We have a number of noisy Willets on the creek as well as in and around our marsh. They are certainly breeding in the area but I am not sure where (I have found a Willet nest on Dune Road but never on our side of the bay). These big sandpipers seem to me to be semi-colonial and they defend a territory -- a marsh for instance -- as a cooperative venture with more than one bird shrieking and diving at the intruder. Another feature of Willet territory is that they post a sentinel to survey the area and warn of potential trouble. I have seen Willets rout an accipiter from our marsh. On Dune Road, the guard Willets will perch precariously on the phone/electric wires to perform this service, something that seems to me to be rather extraordinary (I've never heard of it anywhere else) We don't have any wires so a dead Red Cedar on the far side of the pond serves the purpose (see attached photo). I don't know if the bird that is inevitably at this post is always the same one or if several different Willets share the duties. What I have noticed is that this sentinel no longer regards me as a threat and remains at his post quietly in my presence whether I am walking, standing or sitting (I keep a chair by the pond directly opposite the dead tree).
Yesterday I was sitting on the chair waiting for a friend who had crossed over to explore the creek shore while the Willet on guard sat quietly, apparently surveying the scene. Suddenly she or he dropped down into the pond and, after dipping in the water a few times, managed to catch a fairly decent sized fish which he/she then wrestled to devour with his longish but relatively thin beak. Willet beaks are substantial for an oversize sandpiper but they are not Osprey beaks so he/she had to swallow that fish whole. A most serious challenge.

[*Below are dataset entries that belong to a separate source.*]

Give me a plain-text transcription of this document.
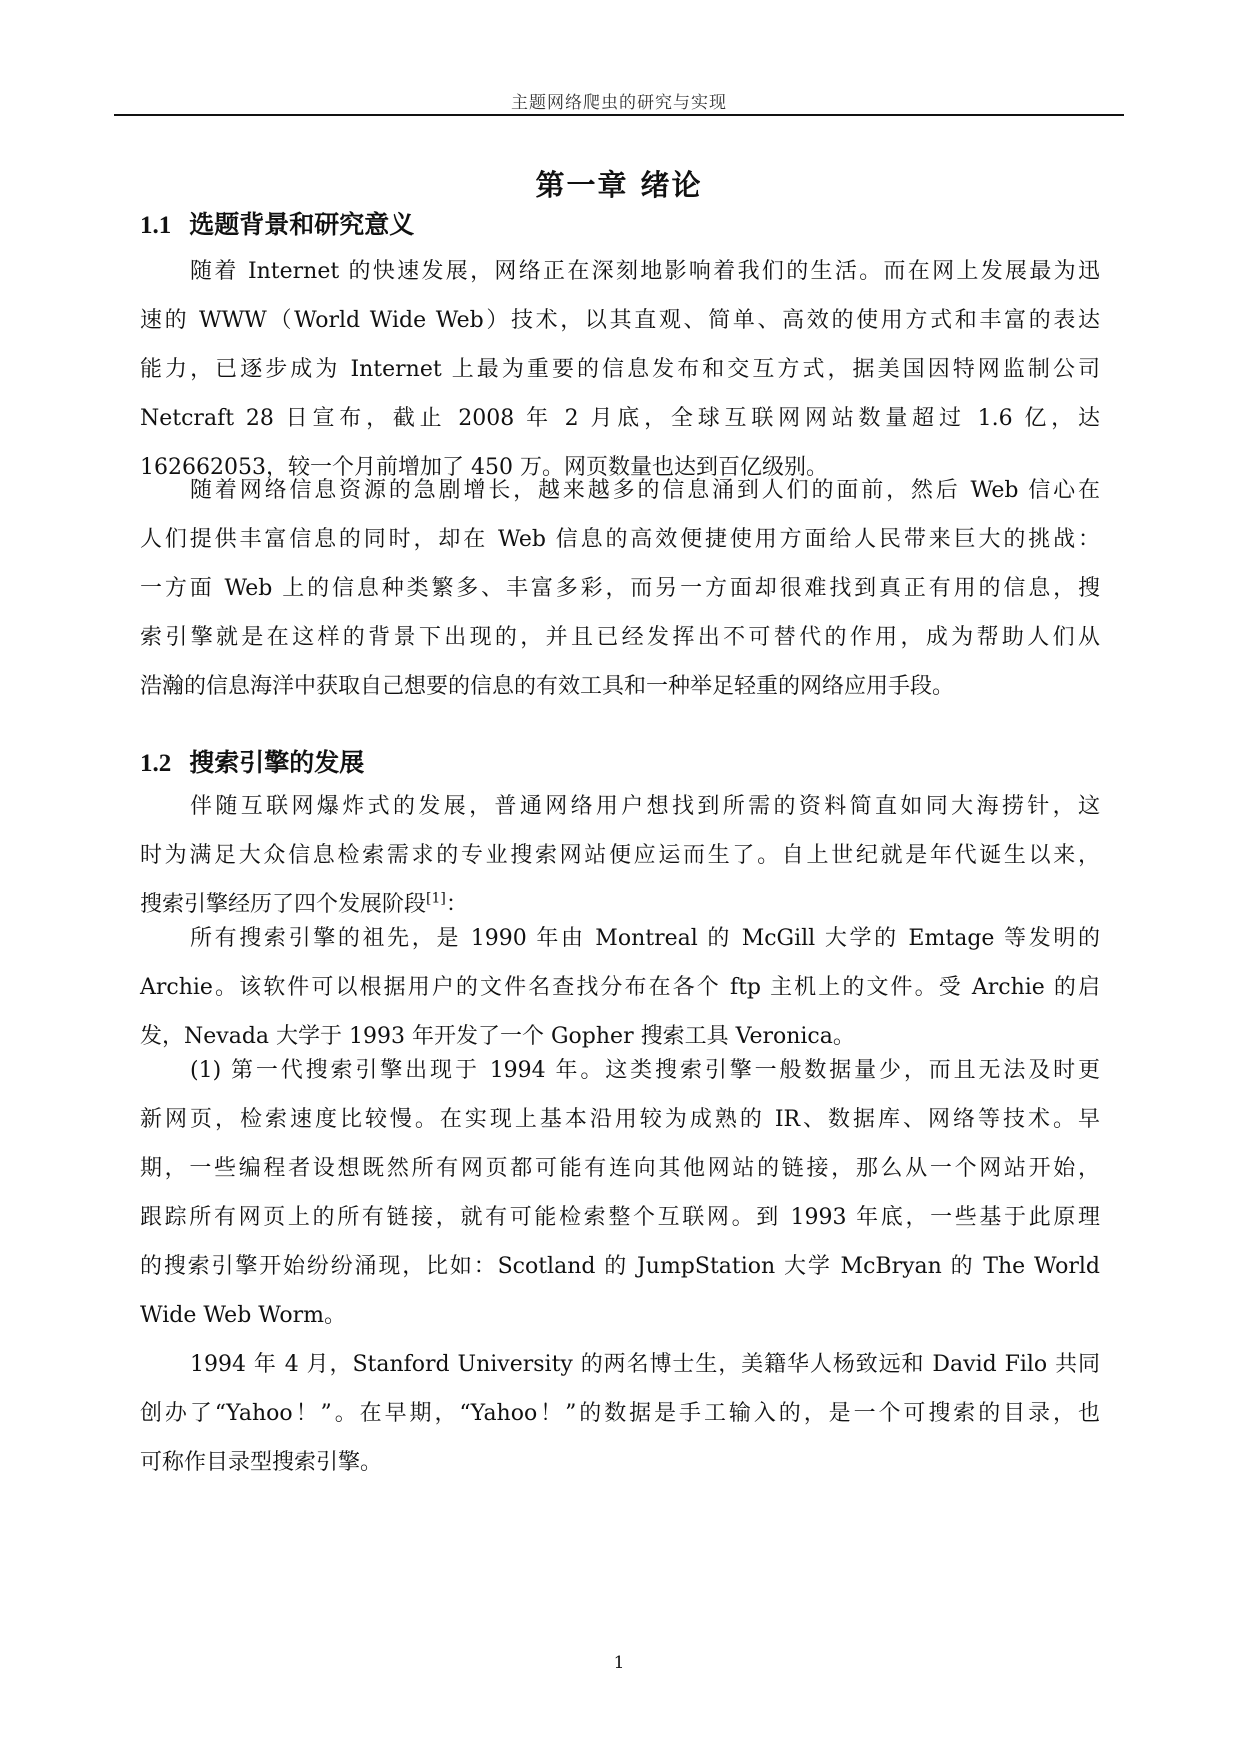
主题网络爬虫的研究与实现
第一章 绪论
1.1 选题背景和研究意义
随着 Internet 的快速发展，网络正在深刻地影响着我们的生活。而在网上发展最为迅
速的 WWW（World Wide Web）技术，以其直观、简单、高效的使用方式和丰富的表达
能力，已逐步成为 Internet 上最为重要的信息发布和交互方式，据美国因特网监制公司
Netcraft 28 日宣布，截止 2008 年 2 月底，全球互联网网站数量超过 1.6 亿，达
162662053，较一个月前增加了 450 万。网页数量也达到百亿级别。
随着网络信息资源的急剧增长，越来越多的信息涌到人们的面前，然后 Web 信心在
人们提供丰富信息的同时，却在 Web 信息的高效便捷使用方面给人民带来巨大的挑战：
一方面 Web 上的信息种类繁多、丰富多彩，而另一方面却很难找到真正有用的信息，搜
索引擎就是在这样的背景下出现的，并且已经发挥出不可替代的作用，成为帮助人们从
浩瀚的信息海洋中获取自己想要的信息的有效工具和一种举足轻重的网络应用手段。
1.2 搜索引擎的发展
伴随互联网爆炸式的发展，普通网络用户想找到所需的资料简直如同大海捞针，这
时为满足大众信息检索需求的专业搜索网站便应运而生了。自上世纪就是年代诞生以来，
搜索引擎经历了四个发展阶段[1]：
所有搜索引擎的祖先，是 1990 年由 Montreal 的 McGill 大学的 Emtage 等发明的
Archie。该软件可以根据用户的文件名查找分布在各个 ftp 主机上的文件。受 Archie 的启
发，Nevada 大学于 1993 年开发了一个 Gopher 搜索工具 Veronica。
(1) 第一代搜索引擎出现于 1994 年。这类搜索引擎一般数据量少，而且无法及时更
新网页，检索速度比较慢。在实现上基本沿用较为成熟的 IR、数据库、网络等技术。早
期，一些编程者设想既然所有网页都可能有连向其他网站的链接，那么从一个网站开始，
跟踪所有网页上的所有链接，就有可能检索整个互联网。到 1993 年底，一些基于此原理
的搜索引擎开始纷纷涌现，比如：Scotland 的 JumpStation 大学 McBryan 的 The World
Wide Web Worm。
1994 年 4 月，Stanford University 的两名博士生，美籍华人杨致远和 David Filo 共同
创办了“Yahoo！”。在早期，“Yahoo！”的数据是手工输入的，是一个可搜索的目录，也
可称作目录型搜索引擎。
1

After dropping the fish a few times and recapturing it, he managed to juggle it and chomp on it in such a way that it went down his/her gullet.
Here is a short list of some of the flowers that are coming into bloom: Catalpa, roses (Pasture Rose and Rambler Rose; Multiflora Roses are almost finished), Day Lilies, Vine Honeysuckle, Venus' Looking-glass, Blue Toadflax, at least two kinds of thistle (only one beginning to flower), several kinds of clover, Daisy Fleabane and more than one kind of hawkweed.